Microstructural evolution during solidification is an important phenomenon that determines several properties of materials and hence their performance. Solidification microstructures, in general, consist of features spanning multiple length scales and understanding the microstructural evolution at each every length scale is important. In this thesis, primarily, molecular dynamics (MD) simulations have been employed to study solidification at the atomistic scale. MD simulations have been performed using an open source software LAMMPS, to obtain various thermophysical and kinetic properties. The calculated parameters include melting/liquidus temperature, molar volume, latent heat of fusion, specific heat,crystal-melt interface energy, kinetic coefficient and its anisotropy, Gibbs energy of phases and diffusion coefficient.
Ni-Al and Ni-Zr systems have been considered for the study. A systematic study of Ni-Al at the atomistic scale, could explain different growth mechanisms in metals, ordered and disordered intermetallic alloys. In Ni-Zr system, effect of solute atoms on the growth kinetics has been studied. It has been demonstrated that the calculated material parameters can be used in Phase Field simulations, to study morphological evolution of microstructures during solidification in the mesoscopic length-scale.

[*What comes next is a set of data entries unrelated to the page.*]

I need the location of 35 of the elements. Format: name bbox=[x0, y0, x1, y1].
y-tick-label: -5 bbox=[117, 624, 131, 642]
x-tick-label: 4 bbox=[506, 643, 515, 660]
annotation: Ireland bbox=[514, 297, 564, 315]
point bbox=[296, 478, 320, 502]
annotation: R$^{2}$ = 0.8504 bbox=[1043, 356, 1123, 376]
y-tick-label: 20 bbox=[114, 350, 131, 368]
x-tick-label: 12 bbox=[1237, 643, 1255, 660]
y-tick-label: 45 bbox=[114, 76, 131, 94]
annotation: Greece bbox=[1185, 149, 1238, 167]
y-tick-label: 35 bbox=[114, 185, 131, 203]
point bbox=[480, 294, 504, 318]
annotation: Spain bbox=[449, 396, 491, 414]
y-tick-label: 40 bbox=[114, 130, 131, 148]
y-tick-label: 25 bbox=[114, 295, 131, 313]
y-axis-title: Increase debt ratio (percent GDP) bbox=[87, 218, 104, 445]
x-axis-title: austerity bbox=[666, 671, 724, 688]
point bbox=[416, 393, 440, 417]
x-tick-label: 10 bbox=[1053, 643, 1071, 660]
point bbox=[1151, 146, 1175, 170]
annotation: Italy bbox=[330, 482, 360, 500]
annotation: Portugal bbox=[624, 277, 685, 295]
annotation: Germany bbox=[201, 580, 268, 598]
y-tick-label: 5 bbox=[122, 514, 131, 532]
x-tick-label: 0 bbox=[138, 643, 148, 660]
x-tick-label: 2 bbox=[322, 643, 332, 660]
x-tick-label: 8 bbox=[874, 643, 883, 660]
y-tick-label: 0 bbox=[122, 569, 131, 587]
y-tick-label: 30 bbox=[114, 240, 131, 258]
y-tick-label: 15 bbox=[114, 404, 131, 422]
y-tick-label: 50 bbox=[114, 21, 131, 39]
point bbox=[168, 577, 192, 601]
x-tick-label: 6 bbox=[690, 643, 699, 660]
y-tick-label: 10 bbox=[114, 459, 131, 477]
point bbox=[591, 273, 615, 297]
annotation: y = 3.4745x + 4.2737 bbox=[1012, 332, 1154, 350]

Interatomic potential is a major input to MD simulations. In this work, a sensitivity analysis has been performed on the Modified Embedded Atom Method (MEAM) potentials of Ni and Al, to understand the effect of potential parameters on the ground state and thermal properties. The investigated properties include lattice parameter, cohesive energy, elastic constants, vacancy formation energy, structural energy differences, melting temperature and latent heat. Among the parameters, Cmin, Cmax (screening parameters) and t(3) (weighing factor for the angular contribution for electron density) are identified to have profound impact on melting temperature and latent heat. Among these parameters, tuning t(3) has been found to affect only the melting temperature and latent heat without disturbing other fit properties such as lattice parameter, elastic constants and cohesive energy. Based on the results, a methodology to refine MEAM potential for tuning properties related to solidification/melting has been arrived at. In summary, this thesis (a) provides recipes for tuning interatomic potentials, and calculation of material properties using MD, and (b) addresses an important aspect of linking across length-scales through a demonstration of interfacing between MD and phase field simulations.